Священник заговорил; все сидели или стояли около постели больного.
– В наше греховное время, – плавно начал священник, с чашкой чая в руках, – вера во всевышнего есть единственное прибежище рода человеческого во всех скорбях и испытаниях жизни, равно как в уповании вечного блаженства, обетованного праведникам…
Степан Трофимович как будто весь оживился; тонкая усмешка скользнула на губах его.
– Mon père, je vous remercie, et vous êtes bien bon, mais… [314]
– Совсем не mais, вовсе не mais! – воскликнула Варвара Петровна, срываясь со стула. – Батюшка, – обратилась она к священнику, – это, это такой человек, это такой человек… его через час опять переисповедать надо будет! Вот какой это человек!
Степан Трофимович сдержанно улыбнулся.
– Друзья мои, – проговорил он, – бог уже потому мне необходим, что это единственное существо, которое можно вечно любить…
В самом ли деле он уверовал, или величественная церемония совершенного таинства потрясла его и возбудила художественную восприимчивость его натуры, но он твердо и, говорят, с большим чувством произнес несколько слов прямо вразрез многому из его прежних убеждений.
– Мое бессмертие уже потому необходимо, что бог не захочет сделать неправды и погасить совсем огонь раз возгоревшейся к нему любви в моем сердце. И что дороже любви? Любовь выше бытия, любовь венец бытия, и как же возможно, чтобы бытие было ей неподклонно? Если я полюбил его и обрадовался любви моей – возможно ли, чтоб он погасил и меня и радость мою и обратил нас в нуль? Если есть бог, то и я бессмертен! Voilà ma profession de foi. [315]
– Бог есть, Степан Трофимович, уверяю вас, что есть, – умоляла Варвара Петровна, – отрекитесь, бросьте все ваши глупости хоть раз в жизни! (Она, кажется, не совсем поняла его profession de foi.)
– Друг мой, – одушевлялся он более и более, хотя голос его часто прерывался, – друг мой, когда я понял… эту подставленную ланиту, я… я тут же и еще кой-что понял… J’ai menti toute ma vie, [316] всю, всю жизнь! я бы хотел… впрочем, завтра… Завтра мы все отправимся.

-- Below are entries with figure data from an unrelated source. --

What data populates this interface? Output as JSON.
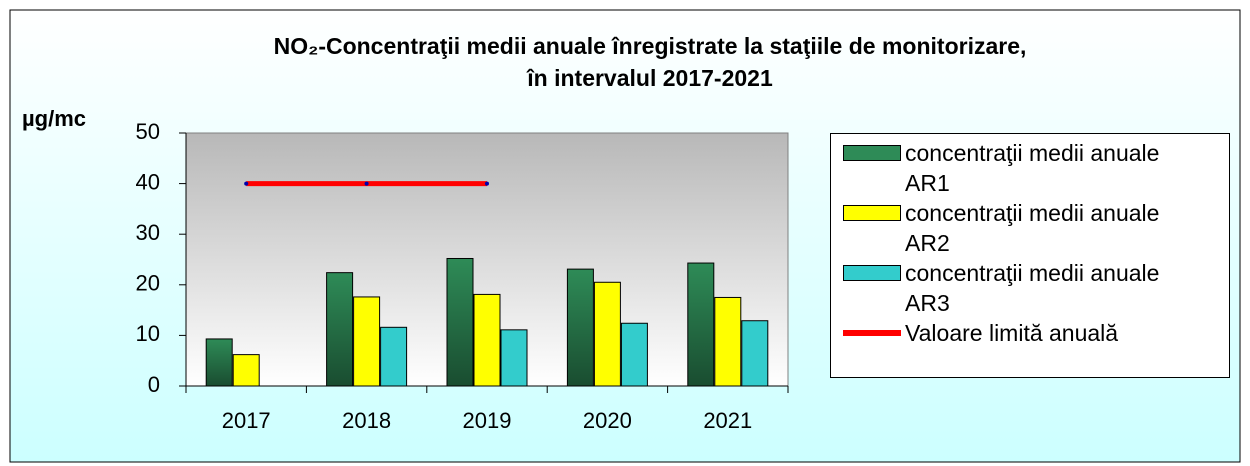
{
  "chart_data": {
    "type": "bar",
    "title": [
      "NO₂-Concentraţii medii anuale înregistrate la staţiile de monitorizare,",
      "în intervalul 2017-2021"
    ],
    "y_label": "µg/mc",
    "categories": [
      "2017",
      "2018",
      "2019",
      "2020",
      "2021"
    ],
    "series": [
      {
        "name": "concentraţii medii anuale AR1",
        "color": "#2e8b57",
        "values": [
          9.3,
          22.4,
          25.2,
          23.1,
          24.3
        ]
      },
      {
        "name": "concentraţii medii anuale AR2",
        "color": "#ffff00",
        "values": [
          6.2,
          17.6,
          18.1,
          20.5,
          17.5
        ]
      },
      {
        "name": "concentraţii medii anuale AR3",
        "color": "#33cccc",
        "values": [
          null,
          11.6,
          11.1,
          12.4,
          12.9
        ]
      },
      {
        "name": "Valoare limită anuală",
        "type": "line",
        "color": "#ff0000",
        "values": [
          40,
          40,
          40,
          null,
          null
        ]
      }
    ],
    "ylim": [
      0,
      50
    ],
    "yticks": [
      0,
      10,
      20,
      30,
      40,
      50
    ],
    "legend": "right"
  }
}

Варвара Петровна заплакала. Он искал кого-то глазами.
– Вот она, она здесь! – схватила она и подвела к нему за руку Софью Матвеевну. Он умиленно улыбнулся.
– О, я бы очень желал опять жить! – воскликнул он с чрезвычайным приливом энергии. – Каждая минута, каждое мгновение жизни должны быть блаженством человеку… должны, непременно должны! Это обязанность самого человека так устроить; это его закон – скрытый, но существующий непременно… О, я бы желал видеть Петрушу… и их всех… и Шатова!